The decoder output is gibberish. Right now the model maps its output vector to the nearest word in CLIP's vocabulary. At 8,604 steps that still produces "stranger ocean step heavy tie dry sky sell garden story" for two rabbits in a field. A week of training and it still can't tell me what it sees. The internal representations might actually be meaningful, but there's no clean way to surface what the model "knows" yet. This is the most important thing to fix.
All clusters look the same. Every cluster in the graph is currently orange, all classified as "arbitration" type. In theory they should diversify as the network matures: some becoming integration clusters, some transformation, some routing. That differentiation isn't happening yet. The cluster type logic needs work.
Curiosity scoring is too simple. The model picks what to ask about based on uncertainty × novelty, but it's not actually reading its own state effectively to compute that. The result is a curriculum that feels more random than genuinely curious. What I want is a model that can look at its own graph and identify the most structurally interesting gap to explore next.
Plasticity doesn't decay. There's a schedule for reducing how much the model changes over time, the idea being that early learning should be fast and loose, later learning more careful and selective. The schedule exists in code but doesn't do anything meaningful yet.
Stages 2-4 are basically stage 1. The developmental curriculum is supposed to get meaningfully harder, moving from comparison to causation to abstraction.

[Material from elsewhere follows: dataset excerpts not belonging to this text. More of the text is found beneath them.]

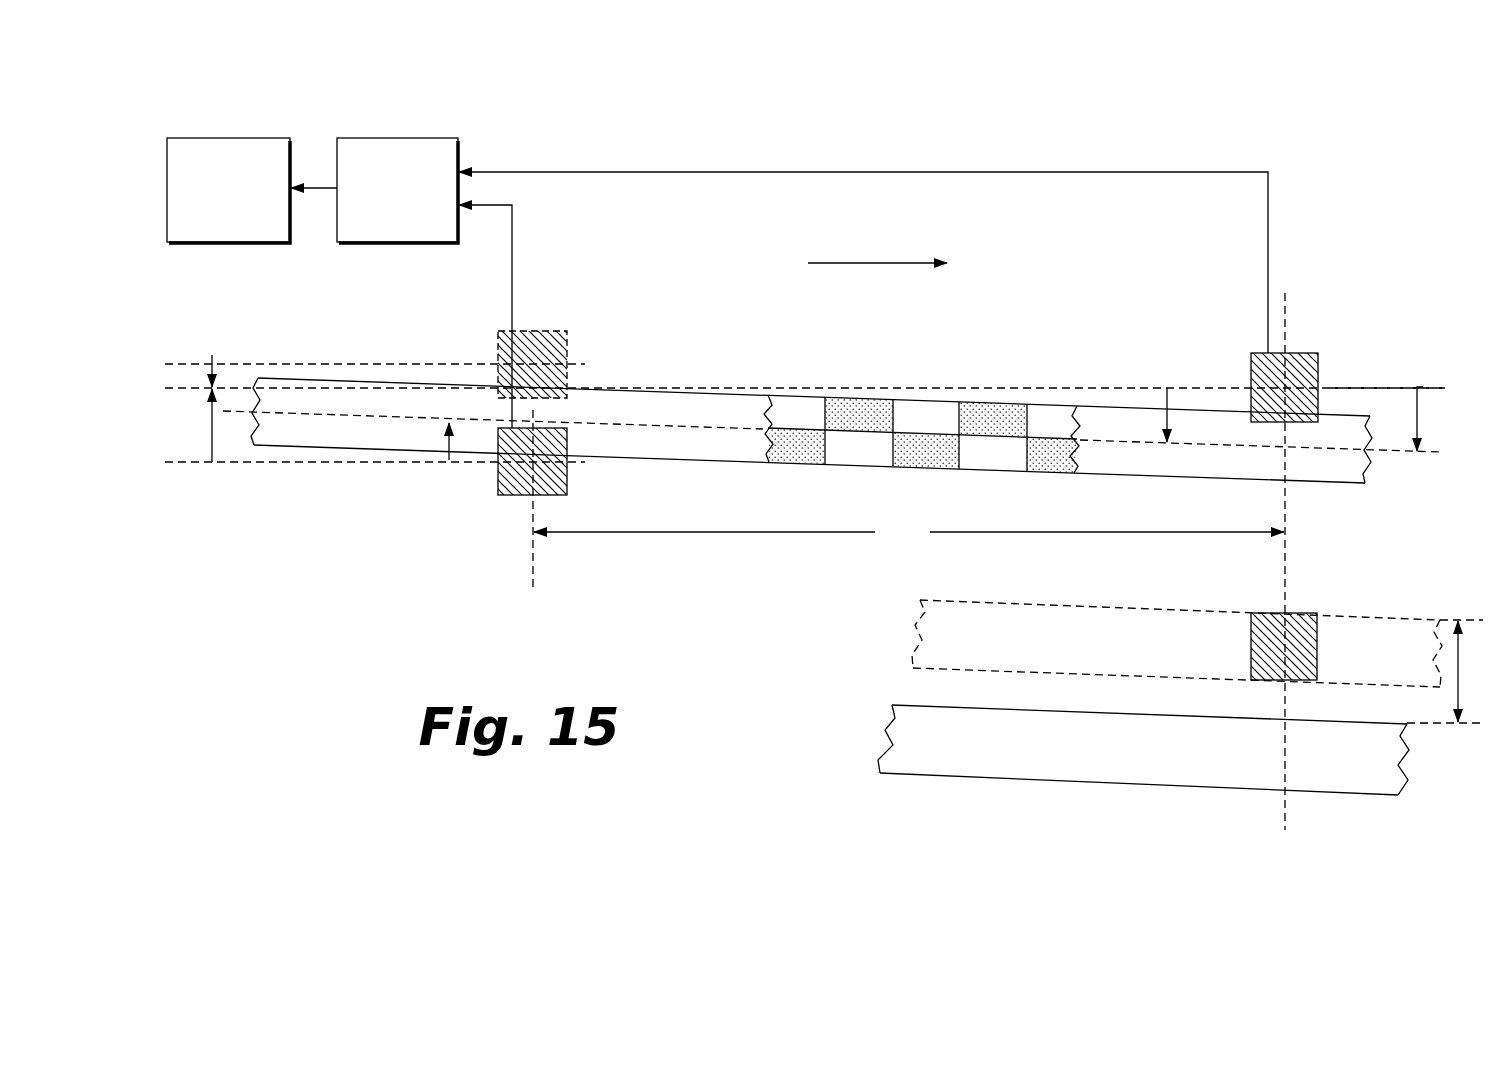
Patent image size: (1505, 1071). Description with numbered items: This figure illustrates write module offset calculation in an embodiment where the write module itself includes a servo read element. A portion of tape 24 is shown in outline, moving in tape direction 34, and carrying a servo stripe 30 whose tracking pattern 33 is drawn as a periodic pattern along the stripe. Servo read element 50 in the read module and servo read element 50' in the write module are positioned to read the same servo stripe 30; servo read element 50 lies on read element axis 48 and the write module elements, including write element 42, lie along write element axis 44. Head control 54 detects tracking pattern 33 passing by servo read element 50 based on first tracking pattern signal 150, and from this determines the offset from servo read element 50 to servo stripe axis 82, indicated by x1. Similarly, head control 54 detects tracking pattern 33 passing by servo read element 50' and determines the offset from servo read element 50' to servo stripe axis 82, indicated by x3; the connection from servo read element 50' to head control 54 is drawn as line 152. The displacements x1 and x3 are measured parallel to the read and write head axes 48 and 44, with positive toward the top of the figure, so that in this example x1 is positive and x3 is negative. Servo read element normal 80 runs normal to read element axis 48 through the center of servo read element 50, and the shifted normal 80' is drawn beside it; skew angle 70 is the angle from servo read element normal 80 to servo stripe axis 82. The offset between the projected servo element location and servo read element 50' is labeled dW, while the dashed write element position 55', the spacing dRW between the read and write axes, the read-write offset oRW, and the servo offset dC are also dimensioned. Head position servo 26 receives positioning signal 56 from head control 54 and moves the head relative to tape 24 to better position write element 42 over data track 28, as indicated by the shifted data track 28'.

The head position servo 26 is at (247, 138).
The head control 54 is at (410, 138).
The positioning signal 56 is at (316, 186).
The first tracking pattern signal 150 is at (512, 243).
The read element signal line 152 is at (1268, 220).
The tape 24 is at (1150, 238).
The servo stripe 30 is at (1103, 477).
The tracking pattern 33 is at (948, 366).
The tape direction 34 is at (890, 265).
The write element nominal position 55' is at (568, 338).
The servo read element 50 is at (503, 491).
The servo read element 50' is at (1307, 361).
The write element 42 is at (1303, 612).
The servo read element normal 80 is at (805, 443).
The shifted tape edge 80' is at (1387, 345).
The servo stripe axis 82 is at (1392, 452).
The skew angle 70 is at (1443, 419).
The read element axis 48 is at (533, 557).
The write element axis 44 is at (1293, 557).
The data track 28' is at (1177, 626).
The data track 28 is at (1143, 766).
The offset from projected servo element to servo read element dW is at (218, 359).
The read-write offset oRW is at (189, 425).
The offset from servo read element to servo stripe axis x1 is at (465, 440).
The offset from servo read element to servo stripe axis x3 is at (1183, 415).
The read-write spacing dRW is at (909, 534).
The servo offset dC is at (1449, 671).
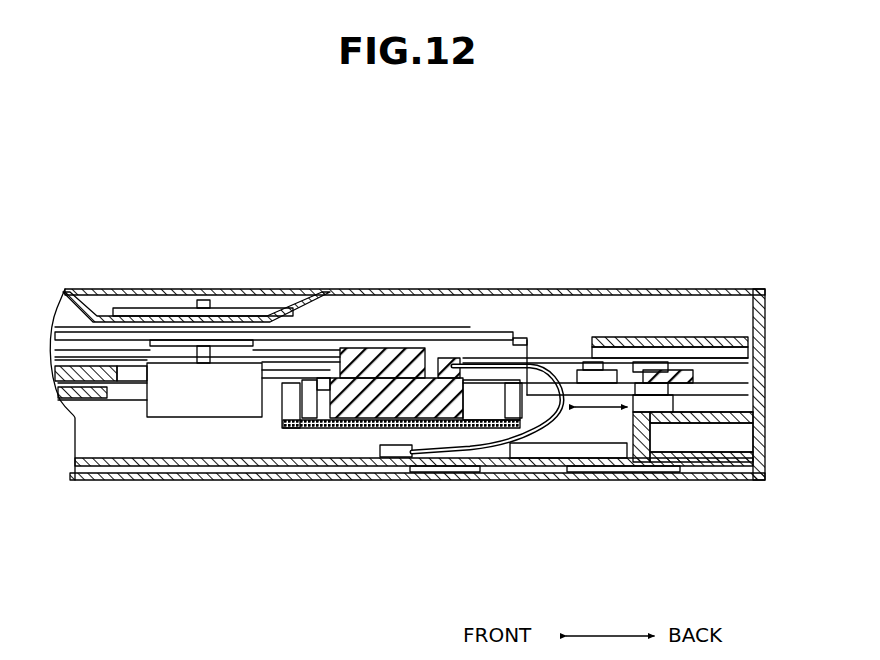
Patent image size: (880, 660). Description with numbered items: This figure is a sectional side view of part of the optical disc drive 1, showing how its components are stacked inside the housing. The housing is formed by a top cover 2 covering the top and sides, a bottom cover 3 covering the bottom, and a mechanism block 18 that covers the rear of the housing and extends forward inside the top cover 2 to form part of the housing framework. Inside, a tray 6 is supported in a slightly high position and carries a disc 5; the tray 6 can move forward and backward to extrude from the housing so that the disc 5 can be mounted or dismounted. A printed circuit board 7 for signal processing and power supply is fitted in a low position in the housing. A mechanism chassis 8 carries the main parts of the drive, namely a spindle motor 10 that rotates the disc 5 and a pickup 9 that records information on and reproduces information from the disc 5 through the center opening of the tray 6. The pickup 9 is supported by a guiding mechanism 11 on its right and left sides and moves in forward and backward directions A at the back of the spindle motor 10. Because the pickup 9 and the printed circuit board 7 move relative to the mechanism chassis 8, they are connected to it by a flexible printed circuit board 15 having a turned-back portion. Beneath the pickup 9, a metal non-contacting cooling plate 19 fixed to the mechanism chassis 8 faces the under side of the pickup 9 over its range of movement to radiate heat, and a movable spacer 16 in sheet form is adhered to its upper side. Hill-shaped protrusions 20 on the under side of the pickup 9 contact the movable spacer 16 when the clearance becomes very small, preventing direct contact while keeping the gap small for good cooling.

The optical disc drive 1 is at (386, 191).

Right now stages 2 through 4 are almost identical to stage 1 behaviorally. The structure is there, the content isn't.
No video yet. The encoder can handle video frames. Nothing in the curriculum actually uses it.
These aren't surprises. A week of building produces a working skeleton and a clearer map of where the hard problems actually live. That's exactly what I wanted.
The stack
Everything runs locally. One command starts it all.
Baby Model: PyTorch (MPS backend for M1 Apple Silicon)
Encoder: CLIP ViT-B/32 via MLX
Teacher: Ollama + phi4-mini (runs on-device)
Backend: FastAPI + WebSocket
Frontend: React + Three.js
State: SQLite
Launcher: bash start.sh
Github Link: https://github.com/ani67/Baby-AI
Architecture built in two days. A week of finding out what's wrong with it. Still running. Probably wrong in interesting ways. That's the experiment.